The number of U.S. construction projects that are being abandoned, paused or seeing a delayed bid date was up 1.7% over the last month for the week ended March 2, according to ConstructConnect.

Fourteen percent more public projects, which includes infrastructure work, are on hold compared to the same week in 2023, ConstructConnect reports. On the private side, 9% more projects are on hold.

Perhaps most alarmingly, the number of abandoned public projects jumped 70% compared to the same week in 2023.

The company's Project Stress Index closed the week at 131.1. The index tracks the pace at which U.S. commercial construction projects have experienced a bid date delay, have been placed on hold temporarily or have been abandoned altogether.

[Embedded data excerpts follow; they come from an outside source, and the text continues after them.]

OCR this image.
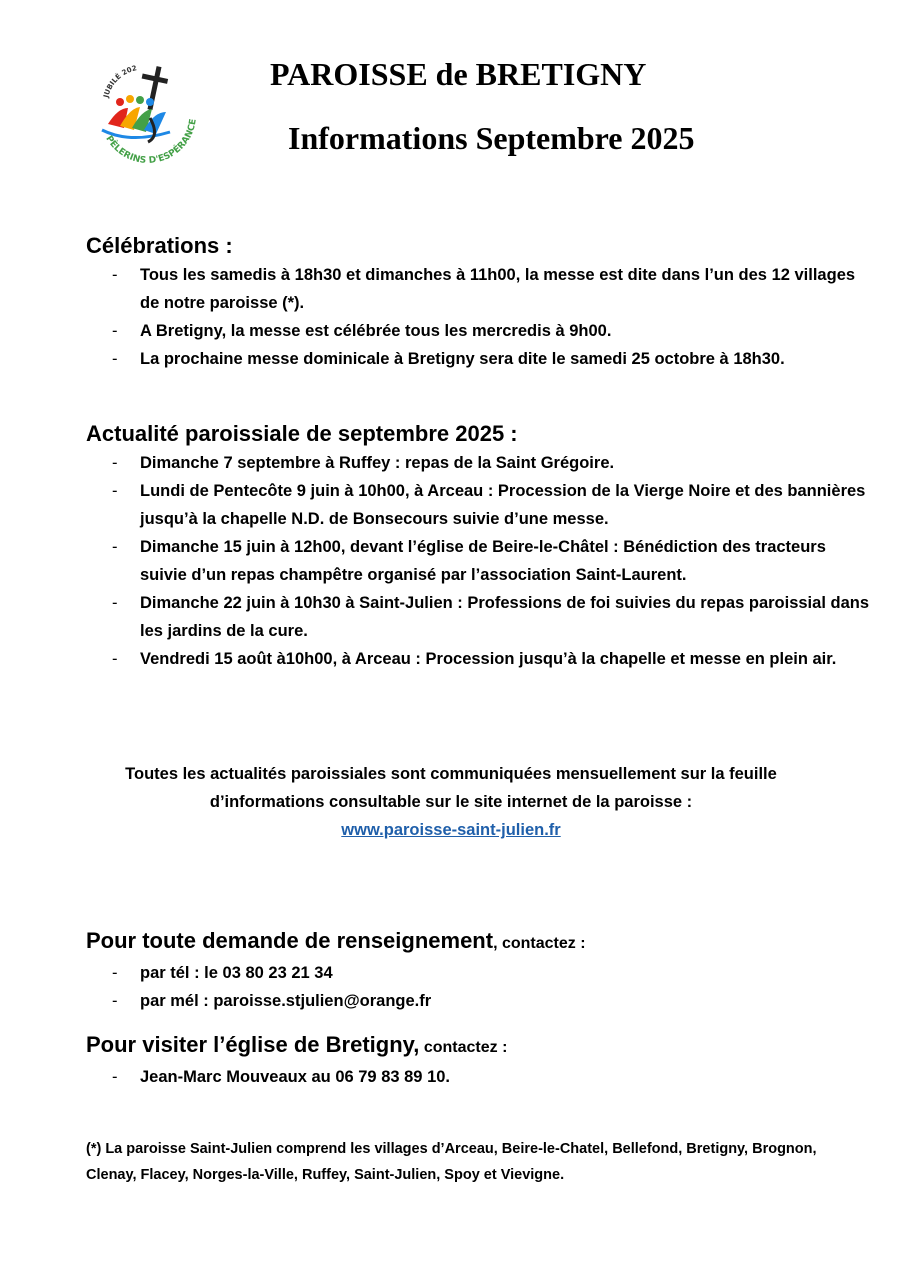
JUBILÉ 202
PÈLERINS D'ESPÉRANCE
PAROISSE de BRETIGNY
Informations Septembre 2025
Célébrations :
- Tous les samedis à 18h30 et dimanches à 11h00, la messe est dite dans l’un des 12 villages de notre paroisse (*).
- A Bretigny, la messe est célébrée tous les mercredis à 9h00.
- La prochaine messe dominicale à Bretigny sera dite le samedi 25 octobre à 18h30.
Actualité paroissiale de septembre 2025 :
- Dimanche 7 septembre à Ruffey : repas de la Saint Grégoire.
- Lundi de Pentecôte 9 juin à 10h00, à Arceau : Procession de la Vierge Noire et des bannières jusqu’à la chapelle N.D. de Bonsecours suivie d’une messe.
- Dimanche 15 juin à 12h00, devant l’église de Beire-le-Châtel : Bénédiction des tracteurs suivie d’un repas champêtre organisé par l’association Saint-Laurent.
- Dimanche 22 juin à 10h30 à Saint-Julien : Professions de foi suivies du repas paroissial dans les jardins de la cure.
- Vendredi 15 août à10h00, à Arceau : Procession jusqu’à la chapelle et messe en plein air.
Toutes les actualités paroissiales sont communiquées mensuellement sur la feuille
d’informations consultable sur le site internet de la paroisse :
www.paroisse-saint-julien.fr
Pour toute demande de renseignement, contactez :
- par tél : le 03 80 23 21 34
- par mél : paroisse.stjulien@orange.fr
Pour visiter l’église de Bretigny, contactez :
- Jean-Marc Mouveaux au 06 79 83 89 10.
(*) La paroisse Saint-Julien comprend les villages d’Arceau, Beire-le-Chatel, Bellefond, Bretigny, Brognon, Clenay, Flacey, Norges-la-Ville, Ruffey, Saint-Julien, Spoy et Vievigne.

Currently, 100 is equal to the average of the index's weekly values in 2021.

Projects can be delayed by several factors, including materials shipment timelines, labor issues, financing concerns or weather. Many of these factors have converged in recent months, with elevated interest rates meeting shipping logjams and winter storms.

Overall depression in the commercial real estate sector is a major culprit for delayed projects, ConstructConnect Senior Economist Michael Guckes told Construction Dive.

“I want to see loan officer surveys point to a greater willingness to make commercial real estate loans once again, and for commercial and industrial lending and commercial real estate credit delinquency metrics to stop rising since hitting lows in 2022,” Guckes told the publication. “The pressure will come off the construction industry once existing commercial real estate price strength renews.”

The week ending March 2 represented the third in a row in which the index moved up modestly. Delayed bid activity for the week was up by 0.2%, while on-hold and abandoned activity increased by 3.4% and 1.7%, respectively, from their week-ago levels.

“At some point the market needs to rebalance and find its steady state,” Guckes told Construction Dive. “When this happens I believe the PSI trend will return to a generally horizontal orientation once again.”

Guckes added, however, that elevated interest rates will mean slow progress in that regard.